Quand ils décrochent à 15 ans et qu’ils commencent à amasser de l’argent, ils ne veulent plus revenir. Les parents ont du mal. Certains se battent sans relâche, d’autres démissionnent, mais il y aussi ceux qui acceptent cette situation. Il faut leur venir en aide.

 

A l’instar de Stéphane Gatignon (EELV) ou certains responsables socialistes, pensez-vous qu’il faudrait dépénaliser l’usage du cannabis pour mettre à mal le trafic ?

Je suis totalement opposée à cette idée. Si on dépénalise, les dealers trouveront un cannabis plus fort. Et après, on fera quoi ? Il faudra dépénaliser chaque drogue qui se vendra dans la rue ?

En plus, les jeunes qui n’y touchent pas aujourd’hui finiront par se tourner vers le haschisch. Je viens des quartiers, j’ai beaucoup d’amis qui sont morts à cause de la drogue.

Et puis, cela ouvrirait la porte à tout et à n’importe quoi. Est-ce qu’on va légaliser les armes après ? Il faut faire très attention avec ce genre de discours.

 

Que faire alors pour mettre un terme au trafic de drogue ?

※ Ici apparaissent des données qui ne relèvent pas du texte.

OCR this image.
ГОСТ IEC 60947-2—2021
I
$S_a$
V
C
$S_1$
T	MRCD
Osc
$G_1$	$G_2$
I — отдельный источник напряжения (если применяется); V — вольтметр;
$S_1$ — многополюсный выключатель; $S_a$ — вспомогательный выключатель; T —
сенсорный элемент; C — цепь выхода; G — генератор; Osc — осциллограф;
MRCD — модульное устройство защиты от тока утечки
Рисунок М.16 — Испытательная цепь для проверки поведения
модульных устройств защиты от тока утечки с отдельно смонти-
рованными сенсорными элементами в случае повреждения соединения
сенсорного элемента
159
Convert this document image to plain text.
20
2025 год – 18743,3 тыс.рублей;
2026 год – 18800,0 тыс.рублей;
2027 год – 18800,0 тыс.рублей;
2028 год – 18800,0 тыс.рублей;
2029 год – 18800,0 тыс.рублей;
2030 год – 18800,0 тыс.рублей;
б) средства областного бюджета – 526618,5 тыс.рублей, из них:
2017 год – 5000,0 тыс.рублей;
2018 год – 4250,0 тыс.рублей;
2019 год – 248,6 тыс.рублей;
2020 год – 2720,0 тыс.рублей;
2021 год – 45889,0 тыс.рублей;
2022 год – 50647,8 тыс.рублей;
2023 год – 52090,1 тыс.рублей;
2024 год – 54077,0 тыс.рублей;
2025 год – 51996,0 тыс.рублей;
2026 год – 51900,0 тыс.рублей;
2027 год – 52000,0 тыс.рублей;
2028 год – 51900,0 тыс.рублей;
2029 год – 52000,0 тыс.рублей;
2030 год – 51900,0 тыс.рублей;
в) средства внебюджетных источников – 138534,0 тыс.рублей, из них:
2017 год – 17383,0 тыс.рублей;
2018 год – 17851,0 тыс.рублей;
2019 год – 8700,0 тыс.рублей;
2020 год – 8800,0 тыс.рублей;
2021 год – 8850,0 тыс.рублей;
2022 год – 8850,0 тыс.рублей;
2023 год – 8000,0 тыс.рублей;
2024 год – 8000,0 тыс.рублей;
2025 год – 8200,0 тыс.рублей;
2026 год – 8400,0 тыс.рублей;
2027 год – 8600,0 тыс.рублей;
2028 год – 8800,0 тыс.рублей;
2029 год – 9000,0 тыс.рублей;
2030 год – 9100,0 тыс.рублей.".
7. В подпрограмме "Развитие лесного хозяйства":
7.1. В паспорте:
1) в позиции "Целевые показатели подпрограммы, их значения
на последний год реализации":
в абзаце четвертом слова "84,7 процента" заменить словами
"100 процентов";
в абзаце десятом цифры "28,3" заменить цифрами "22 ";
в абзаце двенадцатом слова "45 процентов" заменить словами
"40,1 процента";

Il faut mettre les moyens, et donc mobiliser davantage de policiers pour mener des enquêtes approfondies. Les grands immeubles doivent être démolis.

8 000 personnes vivent à la Castellane ; les policiers n’y pénètrent même pas. Il faut casser tout ça, il faut aérer. Dans les endroits où les grands ensembles ont été détruits pour laisser la place à de petits immeubles, le trafic a nettement diminué.

Le maire de Marseille, M. Gaudin, préfère que « les trafiquants et les voyous se tuent entre eux », voilà ce qu’il a dit. Vous vous rendez-compte de la portée de ce discours ?

Autant dire directement qu’il veut rétablir la peine de mort.

 

Le ministre de l’Intérieur Claude Guéant s’est souvent déplacé, un nouveau préfet nommé par Nicolas Sarkozy est arrivé ; qu’est-ce qui a changé ?

Rien du tout. M. Guéant fonctionne en fonction de l’électorat, il parle beaucoup mais ne nous donne aucun moyen. Le préfet fait avec ce qu’il a et il respecte les consignes ; on lui a dit de s’occuper uniquement du centre ville de Marseille, c’est ce qu’il fait.